Берл выбросил палец в сторону шамеса. Тот стоял со стаканом вина, в другой руке он держал бороду. Шамес тоскливо глядел через забор, где виднелось футбольное поле.

— Вам, дедушка ?

— Добрая женщина, — начал шамес и отпустил бороду, — скажите, вы еврейка?

— Нет! — призналась она. — Армянка.

Шамес снова посмотрел на футбольное поле поверх наших голов. Сильнейшее напряжение мысли читалось на его лице.

— Женщина, у вас доброе лицо и доброе сердце, — сказал он. — Доброе сердце, которое вы держите в доме скорби и плача. Я — шамес, я тоже держу свое сердце в таком доме. В каком-то смысле мы с вами коллеги.

— Интересно! — ответила врач, пытаясь постичь нашего шамеса.

— Послушайте старого человека, который наставлял многих, который поднимал падающих. Сегодня дошло до меня, и я изнемог. Но вспомнил я, как сказал Давид Гаду: к руке Господа припаду, ибо велика милость Его. Но к руке человека не припаду. Бог нас наказывает, Бог излечит. И пошлет исцеление надеющимся на милость Его. .

— У меня подряд три срочных вызова, — перебила врач. — Если вы взялись морочить мне голову, я поворачиваюсь и ухожу.

— Да, добрая женщина, уходите. Вас ждут люди. Не осуждайте меня.

И шамес вышел из-за стола, взял сундучек у Берла и пошел проводить ее до ворот.

— Вы артист, ребе, — драчливо заявил Берл, когда тот вернулся. — Мы наживем себе крупные неприятности.

— Ой, Берл, — вздохнул шамес. — Почему вы такой темный? Такие, как вы, приходят из тьми и уходят во тьму. Есть и другая радость, не только сидеть вместе и пить вино.

— Берл! — разбойничьим басом крикнул дядя Шломо, — вы взялись омрачить нам субботу ?

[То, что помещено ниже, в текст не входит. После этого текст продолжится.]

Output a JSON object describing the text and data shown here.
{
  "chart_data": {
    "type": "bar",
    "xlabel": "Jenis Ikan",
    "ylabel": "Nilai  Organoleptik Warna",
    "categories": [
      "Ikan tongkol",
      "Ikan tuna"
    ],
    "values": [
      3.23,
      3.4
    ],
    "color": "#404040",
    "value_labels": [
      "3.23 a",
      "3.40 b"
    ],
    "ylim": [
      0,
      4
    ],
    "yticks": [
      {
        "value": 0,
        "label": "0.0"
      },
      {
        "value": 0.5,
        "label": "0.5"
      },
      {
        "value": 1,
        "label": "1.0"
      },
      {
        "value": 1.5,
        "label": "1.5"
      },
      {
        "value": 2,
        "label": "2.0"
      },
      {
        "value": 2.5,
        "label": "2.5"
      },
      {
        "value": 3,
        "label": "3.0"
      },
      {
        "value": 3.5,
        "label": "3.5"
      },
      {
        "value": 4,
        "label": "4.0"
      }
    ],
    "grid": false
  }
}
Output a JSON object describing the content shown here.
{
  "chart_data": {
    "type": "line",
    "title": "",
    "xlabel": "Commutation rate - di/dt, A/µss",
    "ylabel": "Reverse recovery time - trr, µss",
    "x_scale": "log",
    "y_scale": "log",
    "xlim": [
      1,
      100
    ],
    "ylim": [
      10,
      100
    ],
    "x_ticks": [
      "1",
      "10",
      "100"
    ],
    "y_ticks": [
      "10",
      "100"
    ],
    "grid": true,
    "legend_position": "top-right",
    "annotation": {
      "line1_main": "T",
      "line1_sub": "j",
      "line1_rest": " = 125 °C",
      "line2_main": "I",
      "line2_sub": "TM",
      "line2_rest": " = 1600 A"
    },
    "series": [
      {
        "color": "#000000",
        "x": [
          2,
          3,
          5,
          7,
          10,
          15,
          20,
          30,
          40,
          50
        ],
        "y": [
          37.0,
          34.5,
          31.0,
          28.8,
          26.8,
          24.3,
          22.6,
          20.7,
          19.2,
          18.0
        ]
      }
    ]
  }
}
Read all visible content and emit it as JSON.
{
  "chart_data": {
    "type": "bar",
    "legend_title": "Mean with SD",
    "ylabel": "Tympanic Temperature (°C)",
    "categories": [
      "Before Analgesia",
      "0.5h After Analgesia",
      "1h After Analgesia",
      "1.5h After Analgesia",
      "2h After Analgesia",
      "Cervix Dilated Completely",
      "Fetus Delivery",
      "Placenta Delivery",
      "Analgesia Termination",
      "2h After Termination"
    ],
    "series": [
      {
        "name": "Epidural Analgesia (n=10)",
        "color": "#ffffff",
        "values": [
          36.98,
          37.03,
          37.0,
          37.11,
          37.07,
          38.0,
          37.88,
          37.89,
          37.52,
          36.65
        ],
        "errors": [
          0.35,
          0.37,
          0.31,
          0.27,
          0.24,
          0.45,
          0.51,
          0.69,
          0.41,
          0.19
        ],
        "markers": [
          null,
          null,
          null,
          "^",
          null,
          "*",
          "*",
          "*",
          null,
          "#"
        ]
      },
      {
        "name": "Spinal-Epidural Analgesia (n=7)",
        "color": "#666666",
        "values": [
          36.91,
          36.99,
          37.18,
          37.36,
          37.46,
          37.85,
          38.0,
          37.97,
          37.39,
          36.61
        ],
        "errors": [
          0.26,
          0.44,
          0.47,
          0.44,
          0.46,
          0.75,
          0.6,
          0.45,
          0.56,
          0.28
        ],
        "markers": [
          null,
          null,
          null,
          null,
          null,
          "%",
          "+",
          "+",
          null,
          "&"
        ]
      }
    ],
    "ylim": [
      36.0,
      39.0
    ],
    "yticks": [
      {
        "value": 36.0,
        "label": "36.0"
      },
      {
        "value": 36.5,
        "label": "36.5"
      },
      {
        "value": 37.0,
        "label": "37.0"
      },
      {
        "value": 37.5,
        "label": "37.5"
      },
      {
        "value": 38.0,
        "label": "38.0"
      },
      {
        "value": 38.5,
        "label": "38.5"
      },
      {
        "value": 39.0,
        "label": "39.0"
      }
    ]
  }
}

Шамес снова подошел к столу.

— Евреи, — сказал он, обойдя нас взглядом, — в эти дни Бог разрушил наш временный дом — Кажгарку. Да, но Он не оставит нас, ибо на все есть время, на все есть расчет. Он разрушил Кажгарку, чтоб нам не было за что цепляться, чтоб взоры свои обратили мы на Иерусалим. Там сокровище нашей души, туда нас ведет дорога. В содомский этот час давайте увидим свое предназначение. Нет, не за грехи нас постигло наказание, а в награду. Ведь только в несчастье открываются людям глаза. Пусть же силы не покидают нас, пусть бодрой остается душа наша, и будем прощать друг другу обиды свои.

И мы ударили своими стаканами и дружно выпили.